Credibly borrower requirements
Minimum annual revenue | $180,000 |
Minimum time in business | 6 months |
Minimum credit score | 500+ |
Credibly’s minimum annual revenue requirement of $180,000 per year — or $15,000 per month — is relatively high compared to other lenders. However, the other requirements to get a business loan aren’t nearly as restrictive.
The minimum time in business requirement is short at just six months. The minimum credit score is 500, so if you’re new in business and already generating healthy revenues, Credibly may work with you even if you’ve made past credit mistakes.
Required documents
Credibly doesn’t burden applicants with an oppressive list of required loan documents.
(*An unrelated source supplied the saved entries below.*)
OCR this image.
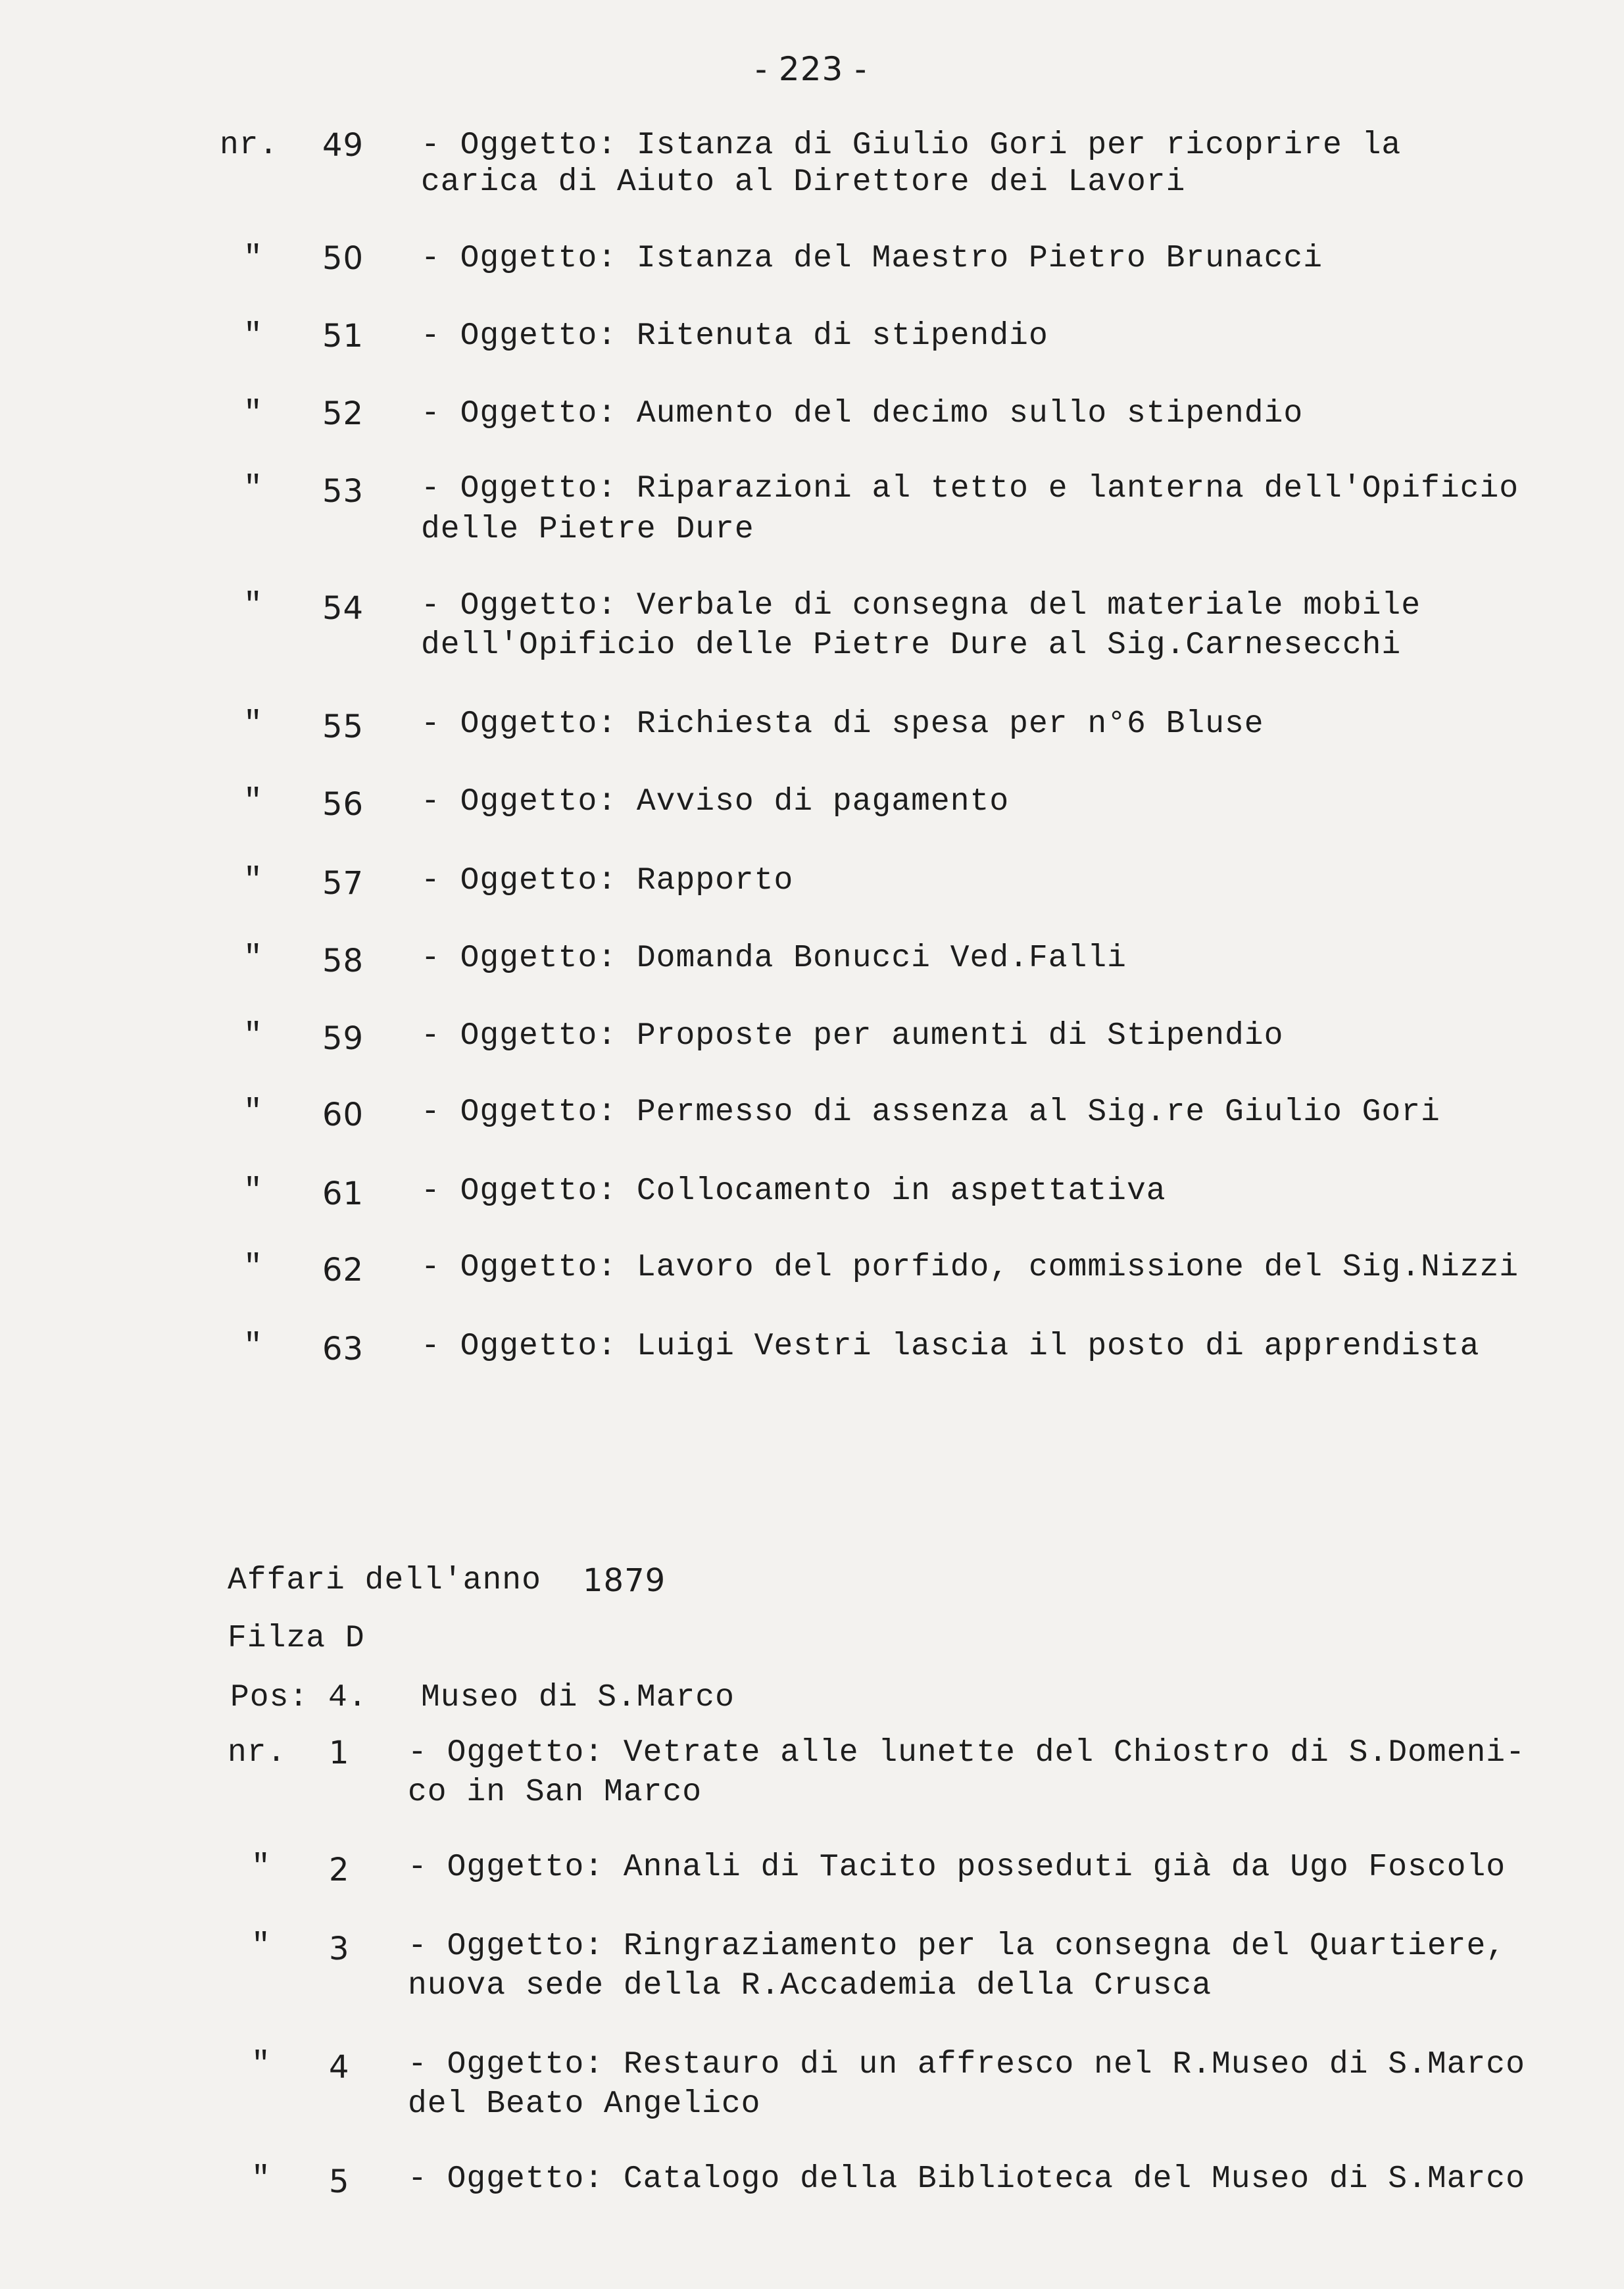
- 223 -
nr. 49 - Oggetto: Istanza di Giulio Gori per ricoprire la
carica di Aiuto al Direttore dei Lavori
" 50 - Oggetto: Istanza del Maestro Pietro Brunacci
" 51 - Oggetto: Ritenuta di stipendio
" 52 - Oggetto: Aumento del decimo sullo stipendio
" 53 - Oggetto: Riparazioni al tetto e lanterna dell'Opificio
delle Pietre Dure
" 54 - Oggetto: Verbale di consegna del materiale mobile
dell'Opificio delle Pietre Dure al Sig.Carnesecchi
" 55 - Oggetto: Richiesta di spesa per n°6 Bluse
" 56 - Oggetto: Avviso di pagamento
" 57 - Oggetto: Rapporto
" 58 - Oggetto: Domanda Bonucci Ved.Falli
" 59 - Oggetto: Proposte per aumenti di Stipendio
" 60 - Oggetto: Permesso di assenza al Sig.re Giulio Gori
" 61 - Oggetto: Collocamento in aspettativa
" 62 - Oggetto: Lavoro del porfido, commissione del Sig.Nizzi
" 63 - Oggetto: Luigi Vestri lascia il posto di apprendista
Affari dell'anno 1879
Filza D
Pos: 4. Museo di S.Marco
nr. 1 - Oggetto: Vetrate alle lunette del Chiostro di S.Domeni-
co in San Marco
" 2 - Oggetto: Annali di Tacito posseduti già da Ugo Foscolo
" 3 - Oggetto: Ringraziamento per la consegna del Quartiere,
nuova sede della R.Accademia della Crusca
" 4 - Oggetto: Restauro di un affresco nel R.Museo di S.Marco
del Beato Angelico
" 5 - Oggetto: Catalogo della Biblioteca del Museo di S.Marco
However, you will want to be prepared with:
- Valid government-issued photo ID for all business owners
- Recent business bank statements
Alternatives to Credibly
Credibly | PayPal | QuickBridge | |
---|---|---|---|
Minimum credit score | 500 | N/A | 580+ |
Loan products offered |
|
| Working capital loan |
Time to funding | As soon as same day | In minutes | Within a few days |
Starting APR | 1.11 factor rate | Not disclosed | 1.11 factor rate |
Maximum loan size | $600,000 | $200,000 ($300,000 for repeat borrowers) | $500,000 |
Minimum annual revenue | $180,000 | $15,000 in PayPal sales within the last 12 months | $250,000 |
Credibly vs. PayPal
If you’ve been in business for less than six months (but at least 90 days) and have at least $15,000 in PayPal sales per month, you might qualify for a PayPal working capital loan. PayPal doesn’t have a minimum credit score or minimum annual revenue requirements because approval is based on your PayPal account history.
You can only borrow up to $200,000 with a PayPal working capital loan — $300,000 if you’re a repeat borrower — which is less than Credibly’s maximum loan size of $600,000. But if you’re approved, PayPal can fund your loan within minutes.
Credibly vs. QuickBridge
QuickBridge is another option for working capital loans. With a slightly higher minimum credit score, slower time to funding, lower maximum loan size, higher minimum annual revenue requirements and the same starting factor rate, there’s really no reason to recommend QuickBridge over Credibly. However, it’s always a good idea to shop around and compare terms from multiple lenders to ensure you’re getting the best deal.